А все война проклятая. Порушила весь порядок, а восстановить его не просто. После войны каких только председателей тут не было и столько их перебывало, что и счет потеряли. Полгода-год пройдет, снимают, голосуй за нового, чаще городского, с завода или фабрики. А свои мужики убегали в те же города.
Теперь вот штаны малость поправили — море. Крику много было, а разобраться не удосужились. Заливные луга где? На дне моря. И лучшие пойменные земли там же.
Яка мужик пристальный, его громким словом не собьешь. Положим, тут не только громкое слово — гидростанцию такую отгрохали, что до самой Москвы ток идет, Хмелевка тоже изменилась, привыкнуть -к ней надо, обжить. Яка прежнее село жалеет, а ведь тогда в Хмелевке столько простора и света не было. Уютно было, конечно, зелено, а простору никакого. Правда, много за этот простор заплачено, да ведь по товару и цена, понимать надо.
На улице было светло, как днем. У домов на столбах лампочки под круглыми абажурами, из окон — свет яркий на дорогу, идти хорошо, приятно. Впереди мерцает красными глазами бакенов море, видны огни пристани, мигающие искорки береговых маяков. А недалеко отсюда, на берегу — совхозная ферма. Тоже в огнях.
Все вроде бы есть, работай только, а дело не идет. Веткин правду ищет, и Яка ищет, и Чернов тоже — все ищут и других виноватят. А их, правд-то, много.
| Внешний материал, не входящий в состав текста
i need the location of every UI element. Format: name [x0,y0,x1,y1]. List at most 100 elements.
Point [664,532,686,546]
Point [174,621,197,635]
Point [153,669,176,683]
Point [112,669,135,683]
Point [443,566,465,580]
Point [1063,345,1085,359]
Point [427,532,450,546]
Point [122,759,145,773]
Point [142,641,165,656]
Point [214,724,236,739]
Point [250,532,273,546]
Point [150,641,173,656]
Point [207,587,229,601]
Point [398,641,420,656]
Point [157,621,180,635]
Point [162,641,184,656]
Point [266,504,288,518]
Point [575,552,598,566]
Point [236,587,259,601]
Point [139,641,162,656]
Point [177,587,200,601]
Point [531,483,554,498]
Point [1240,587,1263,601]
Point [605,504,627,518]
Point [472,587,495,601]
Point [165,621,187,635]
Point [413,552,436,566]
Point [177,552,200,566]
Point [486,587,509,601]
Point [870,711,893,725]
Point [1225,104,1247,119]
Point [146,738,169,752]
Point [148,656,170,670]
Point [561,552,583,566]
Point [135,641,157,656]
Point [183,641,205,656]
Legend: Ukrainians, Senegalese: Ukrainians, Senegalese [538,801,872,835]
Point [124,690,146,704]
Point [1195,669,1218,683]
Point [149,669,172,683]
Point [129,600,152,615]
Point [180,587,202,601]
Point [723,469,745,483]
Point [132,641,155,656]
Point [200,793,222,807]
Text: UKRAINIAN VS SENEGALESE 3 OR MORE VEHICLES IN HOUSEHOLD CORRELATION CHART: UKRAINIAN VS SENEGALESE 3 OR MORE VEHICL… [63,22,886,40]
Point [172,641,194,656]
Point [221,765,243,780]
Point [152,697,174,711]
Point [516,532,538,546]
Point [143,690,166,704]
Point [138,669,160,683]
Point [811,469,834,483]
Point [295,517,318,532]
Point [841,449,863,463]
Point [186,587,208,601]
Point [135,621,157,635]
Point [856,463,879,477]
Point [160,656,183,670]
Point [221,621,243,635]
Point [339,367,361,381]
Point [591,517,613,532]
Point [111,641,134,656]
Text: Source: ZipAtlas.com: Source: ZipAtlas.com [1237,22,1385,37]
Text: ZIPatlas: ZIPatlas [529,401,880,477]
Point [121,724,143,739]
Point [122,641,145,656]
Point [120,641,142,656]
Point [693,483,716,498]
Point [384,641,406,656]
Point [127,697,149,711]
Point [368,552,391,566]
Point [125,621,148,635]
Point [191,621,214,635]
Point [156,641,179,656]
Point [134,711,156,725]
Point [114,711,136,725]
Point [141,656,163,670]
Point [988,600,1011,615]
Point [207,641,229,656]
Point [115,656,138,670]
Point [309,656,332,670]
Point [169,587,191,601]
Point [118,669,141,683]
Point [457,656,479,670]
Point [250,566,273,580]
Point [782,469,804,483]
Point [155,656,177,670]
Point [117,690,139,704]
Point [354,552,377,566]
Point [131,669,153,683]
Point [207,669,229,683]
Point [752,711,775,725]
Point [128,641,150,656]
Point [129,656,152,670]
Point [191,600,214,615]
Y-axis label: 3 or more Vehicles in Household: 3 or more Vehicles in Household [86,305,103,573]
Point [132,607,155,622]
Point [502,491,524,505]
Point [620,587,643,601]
Вот деньги, к примеру, взять: рубль — деньги, гривенник — деньги, копейка — тоже деньги. Так и правды: одна копеечная, другая рублевая, а третья на всю сотню потянет.
Чернов прошел на калду, закрыл за собой ворота.
В сторожке кто-то был, кроме дежурной свинарки. Чернов проверил, застегнут ли плащ, поправил шапку и отворил дверь. За дощатым скобленым столом сидели молодой директор Межов и дежурная свинарка Пелагея Шатунова. — Что я с ним поделаю, и так уж измаялась, — говорила Пелагея скорбно. — Мужик всю жисть на Волге, к хозяйству не приучен, ему лодка была бы да удочки.